Then, $f(X_n)\xrightarrow{P}f(x)$.

Rearranging the terms and multiplying by $\sqrt{n}$ gives

$$\sqrt{n}\left[g(X_n)-g(\theta)\right]=g'(\tilde\theta)\sqrt{n}\left[X_n-\theta\right]$$.

Before moving on, Slutsky's theorem says that if:
- $A_n\xrightarrow{D}A$
- $B_n\xrightarrow{P}b$

Then, $A_n\cdot B_n\xrightarrow{D}A\cdot b$.

Now, since $\sqrt{n}\left[X_n-\theta\right]\xrightarrow{D}\mathcal{N}(0,\sigma^2)$ by assumption, it follows from appeal to Slutsky's theorem:
- $\sqrt{n}\left[X_n-\theta\right]\xrightarrow{D}\mathcal{N}(0,\sigma^2)$
- $g'(\tilde\theta)\xrightarrow{P}g'(\theta)$

Thus, $g'(\tilde\theta)\sqrt{n}\left[X_n-\theta\right]\xrightarrow{D}g'(\theta)\cdot\mathcal{N}(0,\sigma^2)$.

Finally, using the fact that $K\cdot\mathcal{N}(0,\sigma^2) = \mathcal{N}(0,K^2\sigma^2)$ and substitution,

$$\sqrt{n}\left[g(X_n)-g(\theta)\right]\xrightarrow{D}\mathcal{N}(0,\sigma^2\cdot\left[g'(\theta)\right]^2),$$.

$\text{End of Proof.}$

# Delta Method in the Context of AB Testing

*Adapted from [Deng and Knoblich (2018)](https://arxiv.org/pdf/1803.06336)*

In this section, we'll explore the Delta Method in the context of Online Experimentation at Scale.

Deng and Knoblich discuss how in AB Testing, we typically rely on metrics that are traditional "Average Treatment Effect" metrics where the estimand neatly obeys the Central Limit Theorem, allowing for quick and intuitive inference via a t-test.

For example, the Central Limit Theorem says that if we have $X_1,...,X_n$ iid observations with finite mean $\mu$ and variance $\sigma^2 > 0$ and we denote $\bar X$ as the sample average, then as sample size $n\rightarrow\infty$, in distribution

$$\sqrt{n}(\bar X-\mu)/\sigma\rightarrow N(0,1)$$.

A common application of the CLT is to construct the $100(1-\alpha)\%$ confidence interval of $\mu$ as $\bar X\pm z_{\alpha/2}\sigma/\sqrt{n}$, where $z_{\alpha/2}$ is the $(\alpha/2)$th quantile for $N(0,1)$.

Note that in an Average Treatment Effect, it is the difference of 2 means, and the difference of 2 normal distributions is also a normal distribution. Thus, inference on the ATE is straightforward.

However, not all metrics of interest are the difference of 2 means, where each mean is sums or averages of iid observations. In such cases, we employ the Delta method, which extends the normal approximations from the CLT more broadly.

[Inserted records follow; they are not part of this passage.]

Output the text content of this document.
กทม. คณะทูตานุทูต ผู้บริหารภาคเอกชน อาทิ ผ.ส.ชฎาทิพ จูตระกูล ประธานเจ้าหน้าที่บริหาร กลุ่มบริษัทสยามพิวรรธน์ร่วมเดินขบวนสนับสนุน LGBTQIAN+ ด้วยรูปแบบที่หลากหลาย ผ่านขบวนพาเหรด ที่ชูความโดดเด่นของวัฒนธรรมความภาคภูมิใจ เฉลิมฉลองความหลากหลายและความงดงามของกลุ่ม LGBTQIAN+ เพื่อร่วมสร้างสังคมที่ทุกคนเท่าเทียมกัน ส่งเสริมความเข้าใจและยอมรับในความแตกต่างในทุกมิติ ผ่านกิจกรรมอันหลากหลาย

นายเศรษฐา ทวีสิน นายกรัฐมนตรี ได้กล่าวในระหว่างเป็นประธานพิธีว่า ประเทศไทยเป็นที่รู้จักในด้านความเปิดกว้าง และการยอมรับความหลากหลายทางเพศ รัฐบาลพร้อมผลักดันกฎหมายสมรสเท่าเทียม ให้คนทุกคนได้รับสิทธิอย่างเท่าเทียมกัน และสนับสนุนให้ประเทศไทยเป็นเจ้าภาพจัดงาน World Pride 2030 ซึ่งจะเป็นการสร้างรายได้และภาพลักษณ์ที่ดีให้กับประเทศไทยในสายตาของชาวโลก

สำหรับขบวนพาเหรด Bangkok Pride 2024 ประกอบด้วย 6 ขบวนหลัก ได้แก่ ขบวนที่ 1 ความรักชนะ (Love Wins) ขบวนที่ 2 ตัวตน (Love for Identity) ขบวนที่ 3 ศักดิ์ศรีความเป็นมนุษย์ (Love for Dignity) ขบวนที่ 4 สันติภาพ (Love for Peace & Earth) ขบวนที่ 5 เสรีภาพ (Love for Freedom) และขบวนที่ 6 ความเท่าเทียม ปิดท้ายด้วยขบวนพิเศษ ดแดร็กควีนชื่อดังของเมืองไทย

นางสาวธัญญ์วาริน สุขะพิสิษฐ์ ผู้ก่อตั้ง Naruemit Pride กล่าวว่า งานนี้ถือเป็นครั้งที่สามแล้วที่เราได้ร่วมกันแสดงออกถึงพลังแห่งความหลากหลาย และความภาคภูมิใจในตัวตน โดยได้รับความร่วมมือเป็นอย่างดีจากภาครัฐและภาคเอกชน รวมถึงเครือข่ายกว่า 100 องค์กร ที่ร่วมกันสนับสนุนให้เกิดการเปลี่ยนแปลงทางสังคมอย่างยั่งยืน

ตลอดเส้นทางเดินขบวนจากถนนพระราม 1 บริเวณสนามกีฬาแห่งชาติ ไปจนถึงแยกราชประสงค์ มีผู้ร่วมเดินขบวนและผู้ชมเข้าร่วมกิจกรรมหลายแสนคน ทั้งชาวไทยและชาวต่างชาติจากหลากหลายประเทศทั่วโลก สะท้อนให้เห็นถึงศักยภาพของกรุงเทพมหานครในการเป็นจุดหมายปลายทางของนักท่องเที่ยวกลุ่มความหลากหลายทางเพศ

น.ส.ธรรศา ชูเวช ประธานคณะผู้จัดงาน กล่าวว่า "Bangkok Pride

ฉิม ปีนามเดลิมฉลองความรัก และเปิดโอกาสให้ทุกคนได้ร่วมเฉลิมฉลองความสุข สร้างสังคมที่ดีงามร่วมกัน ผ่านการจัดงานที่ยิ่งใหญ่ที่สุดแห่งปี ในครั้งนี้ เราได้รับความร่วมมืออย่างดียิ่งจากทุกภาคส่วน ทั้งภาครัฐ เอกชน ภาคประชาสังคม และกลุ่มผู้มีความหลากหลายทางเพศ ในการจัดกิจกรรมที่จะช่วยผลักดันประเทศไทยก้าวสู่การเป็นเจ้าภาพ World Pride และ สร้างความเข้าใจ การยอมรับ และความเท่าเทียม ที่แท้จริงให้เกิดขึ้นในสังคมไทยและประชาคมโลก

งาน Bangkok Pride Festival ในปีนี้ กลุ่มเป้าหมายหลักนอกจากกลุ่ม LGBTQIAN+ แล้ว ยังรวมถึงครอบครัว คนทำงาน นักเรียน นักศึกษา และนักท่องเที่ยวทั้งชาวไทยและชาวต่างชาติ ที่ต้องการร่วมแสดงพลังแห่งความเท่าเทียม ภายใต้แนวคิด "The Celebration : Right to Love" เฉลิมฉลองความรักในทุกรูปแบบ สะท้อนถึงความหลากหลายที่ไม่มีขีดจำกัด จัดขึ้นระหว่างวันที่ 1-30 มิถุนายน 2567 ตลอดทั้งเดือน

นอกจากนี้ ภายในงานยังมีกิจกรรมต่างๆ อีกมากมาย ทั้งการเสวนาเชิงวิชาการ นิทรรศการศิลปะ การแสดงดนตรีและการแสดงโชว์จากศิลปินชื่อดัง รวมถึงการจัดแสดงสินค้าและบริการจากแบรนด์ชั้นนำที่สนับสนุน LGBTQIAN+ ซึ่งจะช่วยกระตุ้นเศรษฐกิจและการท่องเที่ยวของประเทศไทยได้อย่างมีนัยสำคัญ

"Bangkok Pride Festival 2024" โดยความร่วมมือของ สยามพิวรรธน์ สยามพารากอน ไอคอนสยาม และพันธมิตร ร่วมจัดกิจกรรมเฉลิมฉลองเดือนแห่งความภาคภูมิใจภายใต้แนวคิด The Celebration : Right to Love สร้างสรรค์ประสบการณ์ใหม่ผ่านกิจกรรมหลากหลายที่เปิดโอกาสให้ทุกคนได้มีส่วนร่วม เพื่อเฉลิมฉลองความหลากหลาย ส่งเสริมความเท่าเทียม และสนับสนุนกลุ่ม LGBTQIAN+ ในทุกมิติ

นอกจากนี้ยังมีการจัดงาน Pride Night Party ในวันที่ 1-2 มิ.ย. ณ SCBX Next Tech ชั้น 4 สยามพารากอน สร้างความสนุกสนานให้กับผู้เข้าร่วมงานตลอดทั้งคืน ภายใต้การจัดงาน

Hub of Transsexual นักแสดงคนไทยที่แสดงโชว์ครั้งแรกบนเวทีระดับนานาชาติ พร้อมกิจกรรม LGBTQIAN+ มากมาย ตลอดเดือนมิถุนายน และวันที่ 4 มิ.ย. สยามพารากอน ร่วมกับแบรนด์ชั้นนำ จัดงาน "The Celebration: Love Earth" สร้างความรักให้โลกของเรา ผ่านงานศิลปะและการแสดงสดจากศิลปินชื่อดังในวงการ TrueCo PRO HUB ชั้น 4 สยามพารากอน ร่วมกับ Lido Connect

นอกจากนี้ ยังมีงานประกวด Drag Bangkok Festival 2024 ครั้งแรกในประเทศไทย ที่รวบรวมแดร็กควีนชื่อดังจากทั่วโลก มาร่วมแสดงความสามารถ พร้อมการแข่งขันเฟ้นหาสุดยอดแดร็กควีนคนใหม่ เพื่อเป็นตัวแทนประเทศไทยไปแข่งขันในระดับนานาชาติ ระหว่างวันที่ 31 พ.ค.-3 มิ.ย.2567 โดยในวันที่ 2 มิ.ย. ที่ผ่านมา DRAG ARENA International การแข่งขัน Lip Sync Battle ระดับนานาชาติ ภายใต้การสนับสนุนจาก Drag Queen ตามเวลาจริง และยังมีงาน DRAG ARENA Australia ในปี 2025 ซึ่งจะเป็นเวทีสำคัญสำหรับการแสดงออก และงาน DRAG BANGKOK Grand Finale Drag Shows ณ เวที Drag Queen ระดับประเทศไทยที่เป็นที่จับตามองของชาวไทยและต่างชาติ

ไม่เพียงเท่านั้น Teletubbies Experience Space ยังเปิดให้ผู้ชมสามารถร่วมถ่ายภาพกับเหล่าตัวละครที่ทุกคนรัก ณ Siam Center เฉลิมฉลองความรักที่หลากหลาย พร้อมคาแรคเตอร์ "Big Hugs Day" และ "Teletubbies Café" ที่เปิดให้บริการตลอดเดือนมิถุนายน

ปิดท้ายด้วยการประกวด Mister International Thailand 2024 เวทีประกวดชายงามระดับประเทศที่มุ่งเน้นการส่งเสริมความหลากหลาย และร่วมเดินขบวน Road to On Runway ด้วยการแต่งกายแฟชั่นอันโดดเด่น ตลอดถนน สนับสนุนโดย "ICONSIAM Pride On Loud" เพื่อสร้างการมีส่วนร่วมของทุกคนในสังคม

Abandoning previous mathematical notation to follow this papers, for any random variable $T_n$ (the subscript indicates its dependency on $n$, e.g., sample average) and constant $\theta$ such that $\sqrt{n}(T_n-\theta)\rightarrow N(0,1)$ in distribution as $n\rightarrow\infty$, the Delta method allows us to extend its asymptotic normality to any continuous transformation $\phi(T_n)$.

To be more specific, by using the fact that $T_n-\theta=O(1/\sqrt{n})$ and the first order Taylor expansion

$$\phi(T_n)-\phi(\theta)=\phi'(\theta)(T_n-\theta)+O\{(T_n-\theta)^2\}$$,

we have in distribution

$$\sqrt{n}\{\phi(T_n)-\theta(\theta)\}\rightarrow N\{0,\phi'(\theta)^2\}$$

To elaborate a bit further (as we did not discuss this in the previous theory section), the first order Taylor expansion gives us a remainder term $O(\cdot)$ that vanishes faster than the Central Limit Theorem of $O(1/\sqrt{n})$, at a rate of $O(1/n)$. This means that in Asymptotic inference, it is inconsequential, this error will vanish faster than the convergence rate of the Central Limit Theorem and thus it does not matter.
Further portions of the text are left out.